A review by shieldbearer
Escape by Gordon Korman

4.0

Island: Escape, the last part of Korman's adventure trilogy, may give away the ending with its title, but it manages to maintain the suspense until the end of the novel. Korman has many plot elements going on here- Will's bullet injury, JJ's insistence that their situation has been entirely staged by the company they set to sea with, the discovery of an atomic bomb from World War II on the island, smugglers, and the tension and dynamics within the group.

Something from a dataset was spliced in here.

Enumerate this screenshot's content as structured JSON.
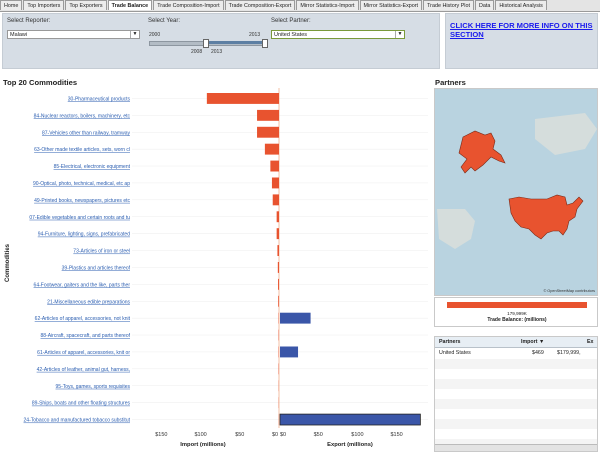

On nearly every review I have written for Korman's work, if not all of them, I have commented on his strong characterization and dynamics, and it really comes into full force in the last installment of Island. JJ Lane fills the typical "Spoiled rich brat" role, but his psychology is far from stereotypical. At first, JJ Lane can't come to terms with the events that have befallen them- partly because he knows that if all of this is real, then the captain's death was largely his fault and that he cannot deny the responsibility of that death. He and Lyssa were originally thought dead at the end of the first installment, but rather the two of them were in a lifeboat with emergency supplies and food, so they did not experience the hardships of thirst and sunburn like the other characters did. He spends the majority of the story in denial, but when the kids make a hard call to save the life of one of their own, JJ finally has to face reality. He knows that the reform company would not allow the children to proceed on the course they have chosen- if only for liability's sake, and the public firestorm that would ensue- so he finally accepts this is real. And when he does, JJ takes responsibility for his own actions and does what he can to serve everyone else on the island.

Korman's entire trilogy is excellently plotted and his character arcs are full and rich. Korman makes excellent use of the protracted length of the book and packs a lot in without making it feel rushed or overly dramatic. My one complaint is the ending. I believe it was a bit abrupt- there was only two pages worth of a denouement- but overall, this was an engaging, breathless read.